The retailer rotates its featured cheeses to ensure proper back stock for sale and sampling. The cheese mongers also lead demos and teach classes on topics such as cheese and wine pairing. For customers in a hurry, signage can do the selling: Signs at Beecher’s include an outline of the state from which each cheese hails, as well as an illustration of the animal that produced the milk.
As both a retailer and producer of cheese, Beecher’s is doubly focused on food safety throughout its operations. “We’re really manic about food safety,” says Dammeier. Beecher’s, which is certified by the British Retail Consortium, invites random audits from the organization, which in 2000 became the first food safety standard to be recognized by the Global Food Safety Initiative. The standard includes both food safety and quality requirements that food manufacturers must meet to be certified.

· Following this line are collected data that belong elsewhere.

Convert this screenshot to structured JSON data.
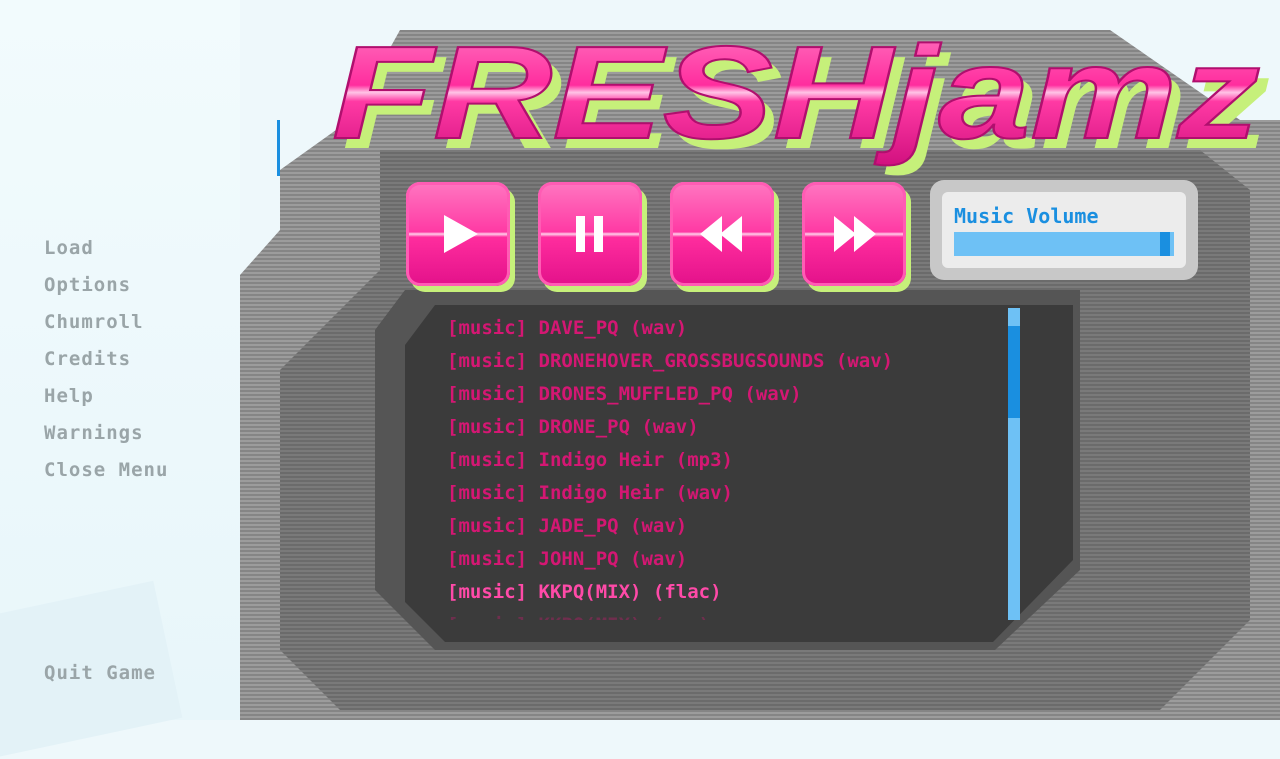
{
  "menu": {
    "items": [
      {
        "label": "Load"
      },
      {
        "label": "Options"
      },
      {
        "label": "Chumroll"
      },
      {
        "label": "Credits"
      },
      {
        "label": "Help"
      },
      {
        "label": "Warnings"
      },
      {
        "label": "Close Menu"
      }
    ],
    "quit_label": "Quit Game"
  },
  "player": {
    "title": "FRESHjamz",
    "volume_label": "Music Volume",
    "volume_level": 0.98,
    "buttons": {
      "play": "play-icon",
      "pause": "pause-icon",
      "rewind": "rewind-icon",
      "fast_forward": "fast-forward-icon"
    },
    "tracks": [
      "[music] DAVE_PQ (wav)",
      "[music] DRONEHOVER_GROSSBUGSOUNDS (wav)",
      "[music] DRONES_MUFFLED_PQ (wav)",
      "[music] DRONE_PQ (wav)",
      "[music] Indigo Heir (mp3)",
      "[music] Indigo Heir (wav)",
      "[music] JADE_PQ (wav)",
      "[music] JOHN_PQ (wav)",
      "[music] KKPQ(MIX) (flac)",
      "[music] KKPQ(MIX) (wav)"
    ],
    "selected_index": 8
  },
  "colors": {
    "pink": "#ff2d9e",
    "lime": "#c6f07a",
    "accent_blue": "#1a8fe0",
    "track_text": "#d41773",
    "menu_text": "#9aa5a8"
  }
}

“With cut-to-order, there’s a great chance for cross contamination,” he says. “We cut a one- to two-day supply at a time, and we log everything we’re doing.” At first, Dammeier worried that customers would miss an emphasis on cut-to-order. “It turns out that our customers liked it better because it was faster,” he says. “We offer different sizes, and customers like to pick up the cheeses and look at them. It also allows our cheese mongers to focus more on talking about the cheeses rather than having their backs to the customers while cutting.
Foundation of Change
The company’s mission to change the way America eats is at the forefront of its every decision, including the creation of Beecher’s Pure Food Kids Foundation and Pure Food Kids Workshop; 1% of the company’s sales fund the programs, focused on educating fourth-and fifth-graders on the “truth of the food system.” In the last 10 years, the foundation has reached 120,000 kids in Seattle and New York through its workshops, which teach kids how to read labels, decipher unhealthy ingredients and prepare a vegetarian chili together. “We train them to be food detectives,” says Dammeier. He says the program “has a high success rate in sparking change in the food that families buy and eat.”
While American artisanal cheese consumption and production continues to grow, and Beecher’s expands its reach to shoppers and their kids, Dammeier remains humble about the company’s mission. “We were several drops in the waterfall of change, but Americans have changed what they eat, and are increasingly focused on quality,” he says.